Trump's Contraceptive Cuts Will Make the World Poorer

World population keeps growing faster than expected.

A decade ago, the UN's forecast for 2050 was 9.2 billion. The UN's latest population report, just released, suggests that world population has reached 7.6 billion and will surge ahead to 9.8 billion by 2050.

Nearly all of that anticipated growth will occur in the developing world, and much of it in the world's least developed countries.

Despite the faster than expected population growth in the developing world, the Trump Administration's proposed budget for fiscal year 2018 would end America's support for international family planning assistance.

It has already terminated America's support for the UN Population Fund (UNFPA), which is a major supplier of contraceptives to women in the developing world.

The termination of family planning assistance is President Trump's idea of putting America first. But if America comes first, who comes last? The answer is women and children.

When women in the developing world are denied access to birth control, maternal and child mortality rates rise. When they are unable to plan their families, their children are far more likely to be malnourished and far less likely to receive the education they need. Indeed, without family planning, families are far less likely to escape from severe poverty.

Young Nigerois women perform a traditional Huru Ruki dance for good luck and prosperity in the village of Sadongori Kolita on August 9, 2005 near Maradi, Nigeria. A food crisis was threatening the lives of thousands in the impoverished West African nation. A combination of sever drought and a locust plague had caused the famine which has affected at least 2 million people in Niger and approximatly 5 million in the region. Niger is the second poorest country in the world, with 64 percent of the 12 millions inhabitants surviving on less than US$1 (81 euro cents) day. Date created: 09 August, 2005 Daniel Berehulak/Getty

In recent decades the number of people living in severe poverty has been cut by more than half, but virtually all of that progress has occurred in countries and areas where fertility rates are low. Where population growth rates remain high, little progress has been made in reducing severe poverty or hunger.

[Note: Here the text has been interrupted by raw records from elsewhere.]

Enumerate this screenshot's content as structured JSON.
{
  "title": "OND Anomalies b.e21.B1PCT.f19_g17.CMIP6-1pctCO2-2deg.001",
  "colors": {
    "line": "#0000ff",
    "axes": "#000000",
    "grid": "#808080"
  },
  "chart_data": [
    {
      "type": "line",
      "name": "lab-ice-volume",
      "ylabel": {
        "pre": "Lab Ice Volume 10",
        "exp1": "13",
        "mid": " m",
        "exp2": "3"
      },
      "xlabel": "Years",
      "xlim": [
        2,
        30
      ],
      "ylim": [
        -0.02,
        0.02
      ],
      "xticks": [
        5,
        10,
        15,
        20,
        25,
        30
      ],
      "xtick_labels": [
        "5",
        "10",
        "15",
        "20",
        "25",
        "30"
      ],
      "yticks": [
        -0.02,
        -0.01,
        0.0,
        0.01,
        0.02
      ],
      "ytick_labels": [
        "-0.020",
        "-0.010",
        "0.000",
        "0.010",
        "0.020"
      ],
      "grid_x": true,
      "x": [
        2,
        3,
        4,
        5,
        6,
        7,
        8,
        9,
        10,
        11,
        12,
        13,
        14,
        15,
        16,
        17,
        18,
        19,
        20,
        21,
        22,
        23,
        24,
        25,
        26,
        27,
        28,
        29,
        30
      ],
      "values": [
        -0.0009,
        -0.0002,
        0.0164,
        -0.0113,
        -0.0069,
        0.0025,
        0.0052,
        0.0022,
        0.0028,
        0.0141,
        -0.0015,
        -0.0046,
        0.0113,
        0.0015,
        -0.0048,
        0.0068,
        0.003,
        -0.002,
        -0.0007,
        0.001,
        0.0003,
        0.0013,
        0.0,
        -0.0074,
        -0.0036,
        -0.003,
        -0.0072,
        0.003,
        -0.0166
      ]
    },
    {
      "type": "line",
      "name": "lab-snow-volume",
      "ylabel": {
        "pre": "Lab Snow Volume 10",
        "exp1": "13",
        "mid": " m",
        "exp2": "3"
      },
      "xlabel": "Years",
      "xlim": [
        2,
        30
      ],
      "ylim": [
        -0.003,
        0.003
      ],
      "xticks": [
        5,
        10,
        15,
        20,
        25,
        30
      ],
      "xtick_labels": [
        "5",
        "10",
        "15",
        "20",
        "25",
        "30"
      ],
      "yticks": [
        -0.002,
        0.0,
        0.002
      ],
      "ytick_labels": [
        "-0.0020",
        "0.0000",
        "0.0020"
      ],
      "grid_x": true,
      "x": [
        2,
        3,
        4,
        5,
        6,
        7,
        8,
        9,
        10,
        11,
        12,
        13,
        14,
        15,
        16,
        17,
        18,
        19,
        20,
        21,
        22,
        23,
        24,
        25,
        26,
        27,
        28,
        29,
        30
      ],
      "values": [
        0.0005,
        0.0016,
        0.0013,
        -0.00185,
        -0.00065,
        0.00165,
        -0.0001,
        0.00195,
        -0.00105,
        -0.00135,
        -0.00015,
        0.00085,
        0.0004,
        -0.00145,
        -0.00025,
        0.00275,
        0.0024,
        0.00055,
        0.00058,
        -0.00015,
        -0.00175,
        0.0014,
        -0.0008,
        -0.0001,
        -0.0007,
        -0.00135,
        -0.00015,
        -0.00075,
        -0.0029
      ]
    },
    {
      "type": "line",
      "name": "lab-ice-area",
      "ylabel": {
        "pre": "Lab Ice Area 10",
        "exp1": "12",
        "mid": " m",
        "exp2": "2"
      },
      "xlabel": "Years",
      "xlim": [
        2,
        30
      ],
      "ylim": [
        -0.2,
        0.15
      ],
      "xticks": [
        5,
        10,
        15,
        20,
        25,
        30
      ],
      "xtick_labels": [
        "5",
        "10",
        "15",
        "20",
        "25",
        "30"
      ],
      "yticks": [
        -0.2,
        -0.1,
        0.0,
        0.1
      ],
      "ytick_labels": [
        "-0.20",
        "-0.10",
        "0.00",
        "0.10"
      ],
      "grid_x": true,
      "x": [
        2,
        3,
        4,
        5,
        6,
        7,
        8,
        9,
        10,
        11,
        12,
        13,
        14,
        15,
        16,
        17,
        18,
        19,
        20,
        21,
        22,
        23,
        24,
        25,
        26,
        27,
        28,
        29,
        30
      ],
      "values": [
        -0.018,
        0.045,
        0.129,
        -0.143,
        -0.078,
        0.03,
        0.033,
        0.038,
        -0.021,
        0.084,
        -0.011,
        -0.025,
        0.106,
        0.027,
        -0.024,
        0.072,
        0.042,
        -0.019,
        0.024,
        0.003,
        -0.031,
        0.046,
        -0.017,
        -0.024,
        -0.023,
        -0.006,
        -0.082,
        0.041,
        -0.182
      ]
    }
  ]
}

The UN's latest projections indicate that the population of Niger, one of the world's poorest countries, is expected to rise from 21 million today to 68 million by 2050 and 192 million by the end of the century.

The population of Nigeria, which is currently 191 million, is projected to rise to 411 million by 2050 and 794 million by 2100.

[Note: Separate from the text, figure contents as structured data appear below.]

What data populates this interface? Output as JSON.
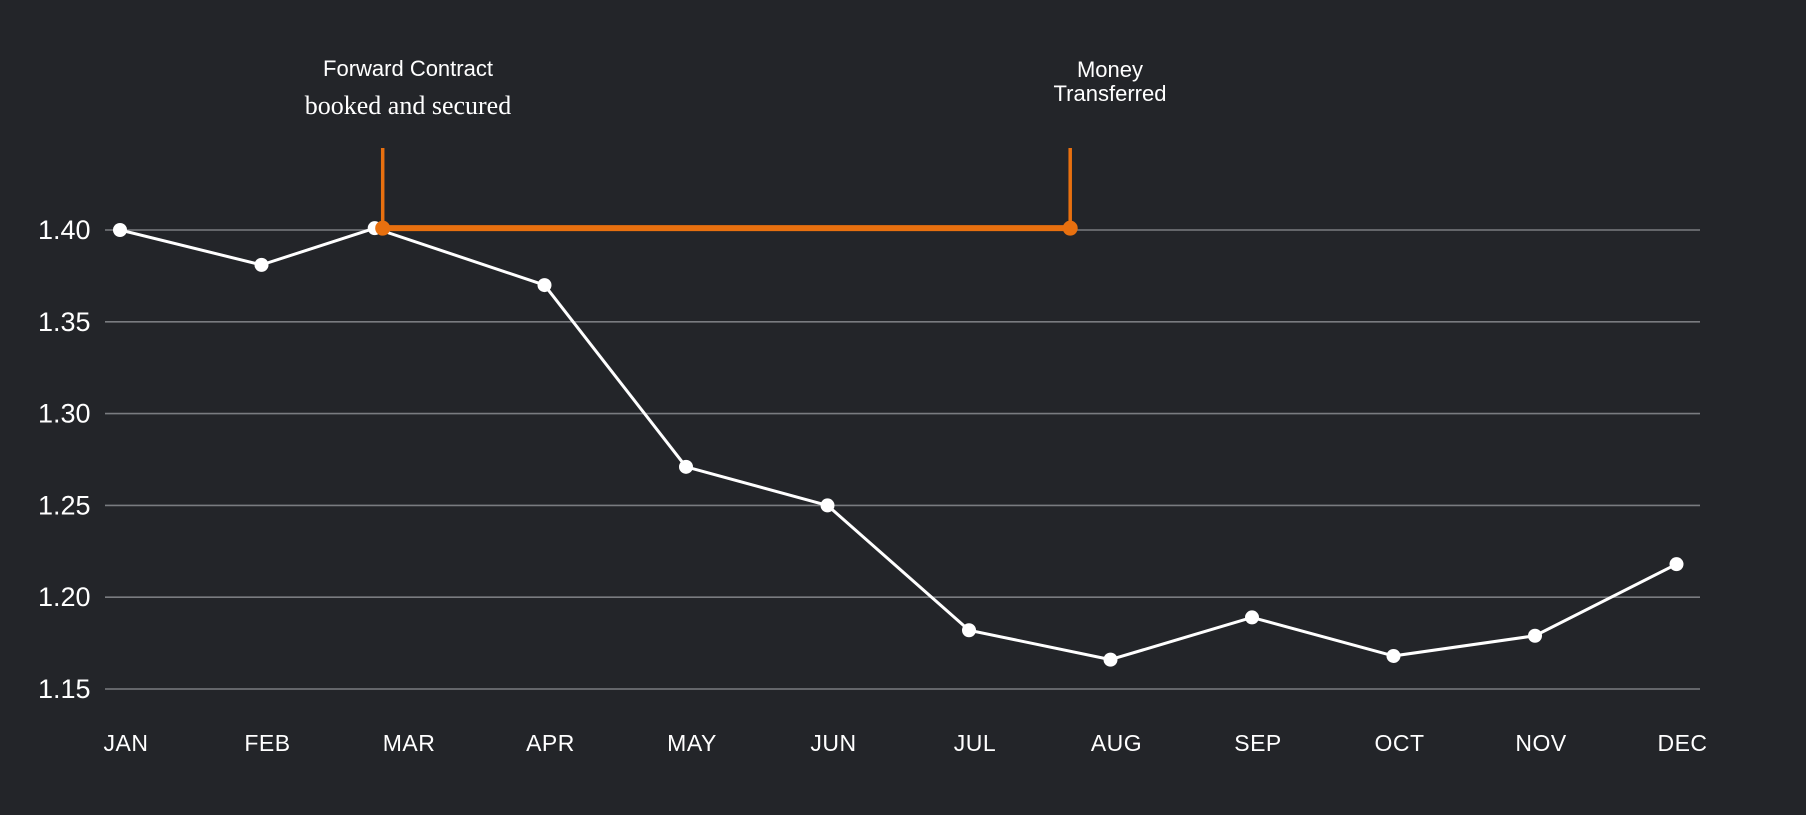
{
  "chart_data": {
    "type": "line",
    "title": "",
    "xlabel": "",
    "ylabel": "",
    "categories": [
      "JAN",
      "FEB",
      "MAR",
      "APR",
      "MAY",
      "JUN",
      "JUL",
      "AUG",
      "SEP",
      "OCT",
      "NOV",
      "DEC"
    ],
    "y_ticks": [
      "1.40",
      "1.35",
      "1.30",
      "1.25",
      "1.20",
      "1.15"
    ],
    "ylim": [
      1.15,
      1.4
    ],
    "grid": true,
    "legend": "none",
    "series": [
      {
        "x": [
          0,
          1,
          1.8,
          3,
          4,
          5,
          6,
          7,
          8,
          9,
          10,
          11
        ],
        "values": [
          1.4,
          1.381,
          1.401,
          1.37,
          1.271,
          1.25,
          1.182,
          1.166,
          1.189,
          1.168,
          1.179,
          1.218
        ]
      }
    ],
    "highlight": {
      "start_x": 1.8,
      "end_x": 6.8,
      "value": 1.401,
      "start_label_line1": "Forward Contract",
      "start_label_line2": "booked and secured",
      "end_label_line1": "Money",
      "end_label_line2": "Transferred"
    },
    "colors": {
      "background": "#232529",
      "line": "#ffffff",
      "grid": "#7a7c80",
      "accent": "#e8700f"
    }
  }
}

The population of war-torn Somalia, currently 15 million, is projected to rise to 36 million by mid-century and 79 million by 2100.

And these estimates assume that the U.S. and other donor nations will continue to support family planning. If that is support is taken away, as Trump now proposes, population growth will likely exceed these forecasts.

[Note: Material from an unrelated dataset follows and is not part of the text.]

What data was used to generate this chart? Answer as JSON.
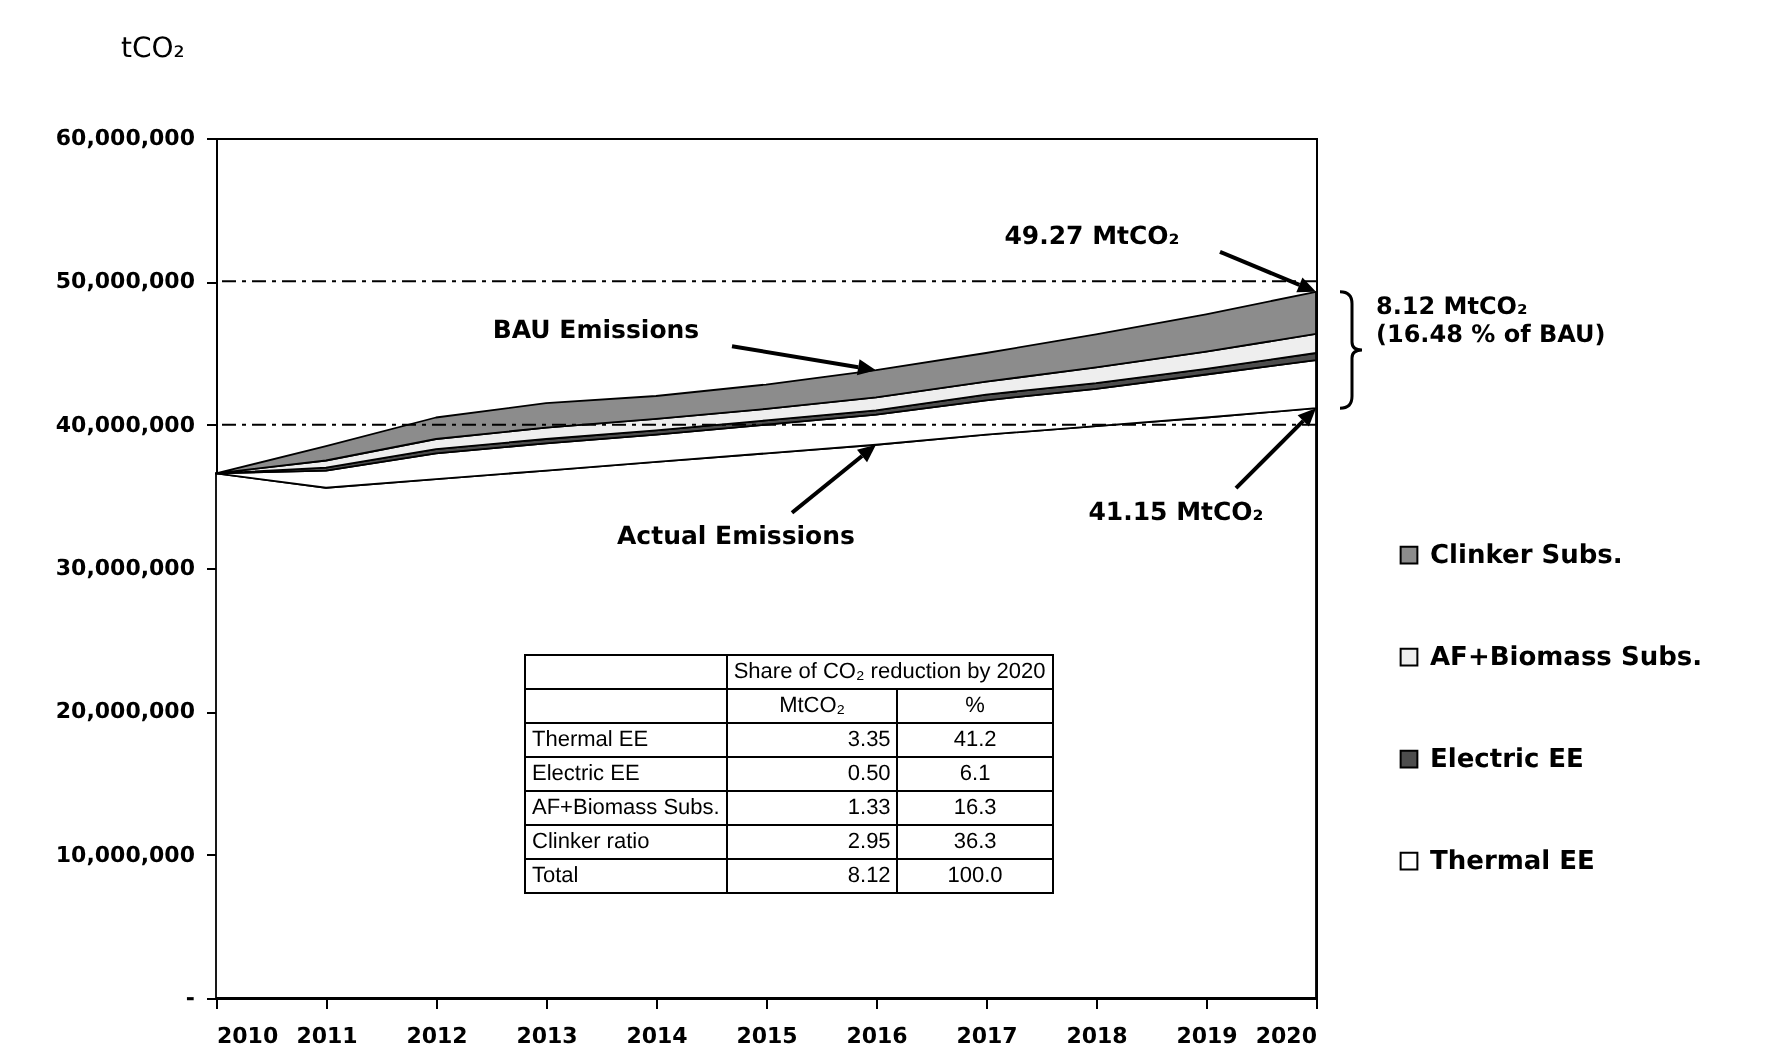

Eliminating the $607 million a year that the U.S. is currently spending on international family planning assistance is, most emphatically, not in America's interest. U.S. family planning programs are operating in some of the most unstable and conflict-afflicted countries in the world, including South Sudan, Afghanistan, Pakistan, Democratic Republic of Congo, Yemen, and Mali.

UNFPA is providing critically needed support to women in refugee camps, including camps serving Syrian and Iraqi refugees.

We live in an increasingly unstable world. Europe's "migrant crisis" is the just the tip of a much larger global migrant crisis. The number of refugees and internally displaced persons in the world now exceeds 65 million, a post-World War II record, and less than ten percent of that population ever makes its way to Europe.

The vast majority are in refugee camps located in developing countries. Some of the largest refugee camps are in Kenya, Ethiopia, and Uganda, countries that are struggling to provide for their own people, let alone hundreds of thousands of refugees.

Unless more is done to support food production and economic development in the world's least developed countries, many of which are suffering from internal conflict, the world's refugee population will soar in the decades ahead, add to regional strife, and sustain the continued growth of terrorist organizations.

Congress, it is hoped, will reject Trump Administration plans to slash funding for the State Department and international programs, including family planning. But as Congress prepares to pave the way for large tax cuts this fall, foreign assistance and other discretionary spending programs could face severe budget cuts.

That may or may not be good news for American taxpayers, but it will provide no comfort to the world's poorest citizens, particularly its women and children.

Robert Walker is the president of the Population Institute, a Washington-based organization promoting family planning and the reproductive health of women at home and abroad.